Several clinical trials have evaluated the use of angiotensin II receptor antagonists as add-on therapy to conventional regimens including an ACE inhibitor, as add-on therapy to conventional regimens compared with an ACE inhibitor, as combination therapy with an ACE inhibitor compared with therapy with either type of agent alone, or as an alternative therapy in patients intolerant of ACE inhibitors. Data from these and other long-term placebo-controlled clinical trials indicate that angiotensin II receptor antagonists produce hemodynamic and neurohormonal effects associated with their suppression of the renin-angiotensin system; reduced hospitalizations and mortality also have been demonstrated. However, in some studies, these drugs did not show consistent effects on cardiac symptoms or exercise tolerance.

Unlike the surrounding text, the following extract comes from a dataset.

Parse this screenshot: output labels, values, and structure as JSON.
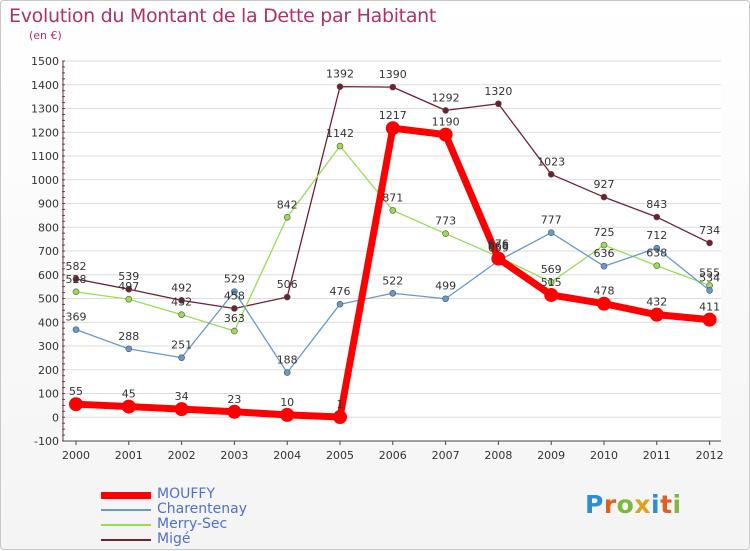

In one comparative study (Evaluation of Losartan in the Elderly [ELITE]) in geriatric patients 65 years of age and older who received losartan (up to 50 mg daily) or captopril (up to 150 mg daily) in addition to conventional therapy for 48 weeks, patients receiving losartan had a 46% lower risk of death and also experienced a lower incidence of adverse effects than those receiving captopril. However, after interim analysis of data, the difference in survival was no longer significant and no difference in morbidity and mortality or frequency in hospitalizations for heart failure was found between the 2 therapies. Results of a follow-up study (ELITE II), failed to confirm a survival benefit for losartan therapy compared with captopril. In this study, losartan did not provide a statistically significant difference in reduction of overall death, sudden cardiac death, and/or resuscitated cardiac arrest compared with captopril, although ELITE II was not designed to demonstrate equivalence between the 2 therapies. For additional details on the use of angiotensin II receptor antagonists in the management of heart failure,
While angiotensin II receptor antagonists are considered reasonable alternatives in patients who are unable to tolerate ACE inhibitors (e.g., because of cough or angioedema), angioedema, including swelling of the larynx and glottis (causing airway obstruction) and/or swelling of the face, lips, pharynx, and/or tongue, has been reported rarely during postmarketing experience in patients receiving losartan. The manufacturer states that some of these patients had a history of angioedema associated with other drugs (e.g., ACE inhibitors).
(See Sensitivity Reactions under Cautions: Warnings/Precautions.)